Eine weitere Wende im Kampf um die Deutung des Papst-Besuches folgte dann am Freitag Nachmittag: Der Sender CNN berichtete exklusiv, Franziskus habe in der vatikanischen Botschaft in Washington ein schwules Paar empfangen.

Mit dem früheren Schüler, der eine Audienz erhalten habe, sei er gemeint gewesen, berichtete der Argentinier Yayo Grassi. Der Papst habe das Treffen, von dem auch ein Video der herzlichen Begrüßung vorliegt, selbst per E-Mail arrangiert und wenige Tage zuvor auch mit ihm telefoniert.

Grassi meinte weiter, er habe zu der Audienz Freunde mitgebracht und seinen Partner Iwan, mit dem er seit 19 Jahren zusammen lebe. Das Paar habe Franziskus, der Grassi 1964 bis 1965 Literatur unterrichtet habe, schon im letzten Jahr in Rom besucht – der Papst habe nie etwas negatives über ihre Beziehung gesagt.

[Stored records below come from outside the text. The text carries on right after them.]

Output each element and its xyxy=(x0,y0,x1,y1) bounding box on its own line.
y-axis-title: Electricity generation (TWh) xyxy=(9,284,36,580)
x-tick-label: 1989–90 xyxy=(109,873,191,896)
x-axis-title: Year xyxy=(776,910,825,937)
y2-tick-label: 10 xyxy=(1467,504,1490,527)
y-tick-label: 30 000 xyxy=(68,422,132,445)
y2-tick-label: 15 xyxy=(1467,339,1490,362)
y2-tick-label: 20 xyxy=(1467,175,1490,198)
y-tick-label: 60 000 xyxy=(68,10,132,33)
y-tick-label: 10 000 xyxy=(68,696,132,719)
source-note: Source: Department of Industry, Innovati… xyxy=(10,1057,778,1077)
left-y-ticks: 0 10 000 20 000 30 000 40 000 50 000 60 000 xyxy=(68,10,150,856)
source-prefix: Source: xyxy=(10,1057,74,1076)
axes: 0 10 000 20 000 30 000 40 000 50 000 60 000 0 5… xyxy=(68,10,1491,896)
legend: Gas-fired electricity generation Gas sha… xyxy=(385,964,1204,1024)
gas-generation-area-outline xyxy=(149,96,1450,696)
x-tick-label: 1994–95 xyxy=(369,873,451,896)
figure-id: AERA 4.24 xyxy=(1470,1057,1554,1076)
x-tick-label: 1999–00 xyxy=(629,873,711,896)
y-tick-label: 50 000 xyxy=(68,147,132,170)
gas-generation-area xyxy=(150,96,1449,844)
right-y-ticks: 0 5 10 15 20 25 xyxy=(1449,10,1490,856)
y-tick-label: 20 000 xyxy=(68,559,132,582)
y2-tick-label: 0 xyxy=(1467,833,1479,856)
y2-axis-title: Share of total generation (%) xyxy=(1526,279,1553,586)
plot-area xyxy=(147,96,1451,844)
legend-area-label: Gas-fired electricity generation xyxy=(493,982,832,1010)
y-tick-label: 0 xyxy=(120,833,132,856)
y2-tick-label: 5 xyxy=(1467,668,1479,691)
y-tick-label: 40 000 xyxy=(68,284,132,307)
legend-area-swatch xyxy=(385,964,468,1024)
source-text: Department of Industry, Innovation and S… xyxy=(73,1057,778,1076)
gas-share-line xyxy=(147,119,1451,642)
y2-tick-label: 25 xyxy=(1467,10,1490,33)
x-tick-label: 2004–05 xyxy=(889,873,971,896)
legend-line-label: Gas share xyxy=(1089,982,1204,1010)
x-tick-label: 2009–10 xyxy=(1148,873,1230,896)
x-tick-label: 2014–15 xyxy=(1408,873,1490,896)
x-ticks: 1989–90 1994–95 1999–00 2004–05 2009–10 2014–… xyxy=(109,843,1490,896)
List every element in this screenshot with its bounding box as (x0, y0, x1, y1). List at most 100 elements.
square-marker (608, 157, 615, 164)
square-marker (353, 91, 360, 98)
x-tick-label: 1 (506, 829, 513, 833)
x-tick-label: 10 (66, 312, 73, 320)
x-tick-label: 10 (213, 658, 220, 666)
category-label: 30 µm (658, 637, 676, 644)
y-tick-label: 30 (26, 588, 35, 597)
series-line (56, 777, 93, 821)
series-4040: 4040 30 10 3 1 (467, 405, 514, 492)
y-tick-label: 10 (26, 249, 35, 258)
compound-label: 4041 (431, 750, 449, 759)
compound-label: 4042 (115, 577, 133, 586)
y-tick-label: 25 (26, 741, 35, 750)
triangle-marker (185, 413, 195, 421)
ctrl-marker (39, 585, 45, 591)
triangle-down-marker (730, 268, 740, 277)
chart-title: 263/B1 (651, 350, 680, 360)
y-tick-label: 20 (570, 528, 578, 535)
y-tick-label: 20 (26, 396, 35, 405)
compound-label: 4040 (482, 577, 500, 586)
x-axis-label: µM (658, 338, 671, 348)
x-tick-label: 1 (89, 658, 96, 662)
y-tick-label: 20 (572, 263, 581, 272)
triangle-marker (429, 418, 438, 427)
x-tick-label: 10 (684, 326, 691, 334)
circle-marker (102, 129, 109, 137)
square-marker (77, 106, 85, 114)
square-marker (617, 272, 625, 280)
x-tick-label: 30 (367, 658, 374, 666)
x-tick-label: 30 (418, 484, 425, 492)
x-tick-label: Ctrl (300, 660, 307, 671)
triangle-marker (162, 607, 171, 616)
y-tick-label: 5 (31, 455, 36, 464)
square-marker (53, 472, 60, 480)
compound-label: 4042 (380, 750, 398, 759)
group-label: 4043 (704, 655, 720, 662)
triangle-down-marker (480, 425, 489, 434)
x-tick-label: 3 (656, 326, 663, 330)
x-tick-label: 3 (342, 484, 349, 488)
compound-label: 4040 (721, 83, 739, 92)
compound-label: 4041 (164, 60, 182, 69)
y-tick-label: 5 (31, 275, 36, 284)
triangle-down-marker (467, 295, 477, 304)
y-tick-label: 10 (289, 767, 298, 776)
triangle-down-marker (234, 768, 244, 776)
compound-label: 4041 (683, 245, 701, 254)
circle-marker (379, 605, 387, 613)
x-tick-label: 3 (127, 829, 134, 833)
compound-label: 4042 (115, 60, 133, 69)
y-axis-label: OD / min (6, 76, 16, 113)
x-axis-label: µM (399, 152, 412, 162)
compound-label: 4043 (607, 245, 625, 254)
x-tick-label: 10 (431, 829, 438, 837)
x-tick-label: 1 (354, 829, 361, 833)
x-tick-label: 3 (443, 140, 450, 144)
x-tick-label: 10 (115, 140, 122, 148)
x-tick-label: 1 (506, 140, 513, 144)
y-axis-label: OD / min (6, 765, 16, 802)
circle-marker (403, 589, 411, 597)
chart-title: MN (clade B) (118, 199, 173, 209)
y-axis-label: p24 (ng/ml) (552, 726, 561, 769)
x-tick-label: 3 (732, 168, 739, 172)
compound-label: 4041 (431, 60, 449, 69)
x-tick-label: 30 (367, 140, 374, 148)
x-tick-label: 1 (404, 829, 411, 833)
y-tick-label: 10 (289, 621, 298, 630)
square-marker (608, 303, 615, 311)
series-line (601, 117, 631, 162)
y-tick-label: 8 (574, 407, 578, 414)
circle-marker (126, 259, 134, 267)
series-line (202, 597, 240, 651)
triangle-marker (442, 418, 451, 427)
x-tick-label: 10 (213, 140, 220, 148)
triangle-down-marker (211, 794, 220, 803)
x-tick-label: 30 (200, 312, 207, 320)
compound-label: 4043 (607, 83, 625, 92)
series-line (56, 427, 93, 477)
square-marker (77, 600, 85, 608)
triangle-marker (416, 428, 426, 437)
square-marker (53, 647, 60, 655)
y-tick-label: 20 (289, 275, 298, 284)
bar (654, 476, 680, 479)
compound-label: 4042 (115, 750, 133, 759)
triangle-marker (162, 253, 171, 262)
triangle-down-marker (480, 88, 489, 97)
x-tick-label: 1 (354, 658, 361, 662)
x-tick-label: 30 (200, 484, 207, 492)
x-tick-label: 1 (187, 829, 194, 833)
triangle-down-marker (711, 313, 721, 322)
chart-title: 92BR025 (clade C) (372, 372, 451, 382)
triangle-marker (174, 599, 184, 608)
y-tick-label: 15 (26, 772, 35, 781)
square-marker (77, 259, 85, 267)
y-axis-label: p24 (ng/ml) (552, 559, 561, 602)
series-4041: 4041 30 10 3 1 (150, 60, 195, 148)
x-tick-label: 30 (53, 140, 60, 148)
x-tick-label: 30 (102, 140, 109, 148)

Youtube | Das Treffen zwischen Papst und Grassi

Lügner und Intriganten?

Wie so oft bei diesem Papst gibt es nun eine ganze Menge Wahrheiten zu einem einzigen Stadtbesuch. Der Anwalt von Kim Davis hatte am Dienstag noch gemeldet, der Papst habe Davis für ihren Mut gedankt und als Symbol des "weltweiten Konflikts zwischen dem christlichen Glauben und aktuellen kulturellen Herausforderungen in Bezug auf die Ehe" bezeichnet . Auch war von einem rund zehnminütigen privaten Einzelgespräch zwischen dem Papst und Davis und ihrem Ehemann die Rede gewesen.

Davis und ihre Anwaltschaft gelten inzwischen gegenüber Medien allerdings als nur bedingt glaubwürdig: Ein vom "Liberty Council" verbreitetes Foto, das angeblich 100.000 Menschen in der peruanischen Hauptstadt Lima bei einem Gebet für Davis zeigte, stellte sich etwa als ein älteres Foto aus einem anderen Zusammenhang heraus.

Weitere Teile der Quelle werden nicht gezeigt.